Illinois grower/grain market analyst Jason Moss is always looking for marketing opportunities. He strives to make early marketing decisions based on early USDA and foreign-crop reports. Unlike recent years, where 25¢ price shifts were the normal, he pays more attention to 5¢ market moves, knowing that profit margins will likely be tighter than ever.
“In August 2012, I used December 2014 corn futures to market about 20% of my ’14 crop. I marketed another 20% in May of 2013. The contracts are at $5.80-$6.10," says Jason Moss, west-central Illinois farmer.

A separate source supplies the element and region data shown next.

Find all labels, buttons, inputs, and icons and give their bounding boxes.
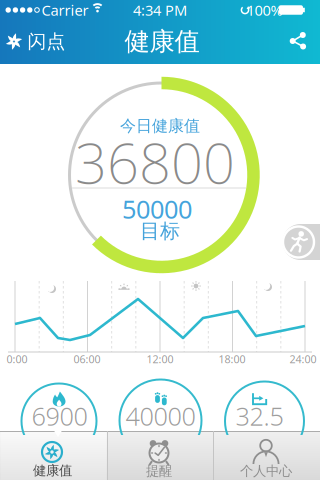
staticText: 06:00 <box>74 352 100 366</box>
staticText: 今日健康值 <box>120 116 200 136</box>
staticText: 目标 <box>140 219 180 243</box>
staticText: 24:00 <box>290 352 316 366</box>
staticText: 12:00 <box>146 352 174 366</box>
button[interactable]: 6900 <box>20 382 98 460</box>
staticText: 个人中心 <box>240 463 292 479</box>
staticText: 健康值 <box>33 462 72 479</box>
button[interactable]: 健康值 <box>0 431 107 480</box>
staticText: 32.5 <box>236 399 284 433</box>
button[interactable]: Run <box>282 224 320 260</box>
button[interactable]: 提醒 <box>108 431 214 480</box>
staticText: 40000 <box>126 399 196 433</box>
staticText: 闪点 <box>28 30 66 53</box>
staticText: 健康值 <box>124 26 200 57</box>
staticText: 50000 <box>122 192 192 226</box>
staticText: 提醒 <box>146 463 172 479</box>
staticText: 0:00 <box>6 352 28 366</box>
staticText: 18:00 <box>218 352 246 366</box>
button[interactable]: 40000 <box>118 378 204 464</box>
button[interactable]: 32.5 <box>223 380 306 462</box>
staticText: 6900 <box>32 399 88 433</box>
staticText: 4:34 PM <box>133 0 187 20</box>
button[interactable]: Share <box>290 28 306 52</box>
button[interactable]: 个人中心 <box>214 431 320 480</box>
button[interactable]: 闪点 <box>6 30 66 53</box>
staticText: 100% <box>246 0 282 20</box>
staticText: 36800 <box>75 125 235 199</box>
staticText: Carrier <box>42 0 88 20</box>
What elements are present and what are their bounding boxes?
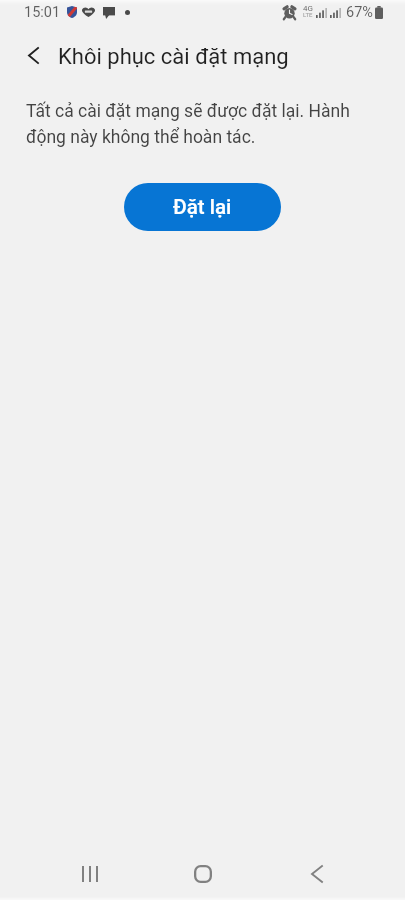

Lehman says that the MPC eliminates the risk of price decline for both basis and futures, while not restricting upside futures potential. Also, the minimum price is guaranteed and paid in full upon delivery. No up-front charges, fees or margin money are required, and it may cost less than commercial storage rates.
Broders says that MPCs or other elevator contracts can be just as efficient for soybeans. “We have guys doing straight cash contracts, basis contracts or futures contracts,” he says. “A fair number of guys have priced 10% of their soybean production at near $11. We expect to see more of these moves using a variety of contracts.”
Moss says even with pressure from the 2013 crop, price rallies can’t be ruled out. “The large 2013 crop is dog wagging the ‘14s tail,” Moss says. “For sales on the first 20% of the crop, I wouldn’t be overly selective.
“Everyone wants corn to start with a $5 corn and $12 on the beans. It’s way to early to rule those out. So I don’t think there’s reason to move on more than 20% in the near term.
“I frame my marketing decisions on what’s the most objective percent I would like sold when early crop reports come in. I wouldn’t choose to market a lot of corn or beans right now, but I wouldn’t want to be 0% sold.”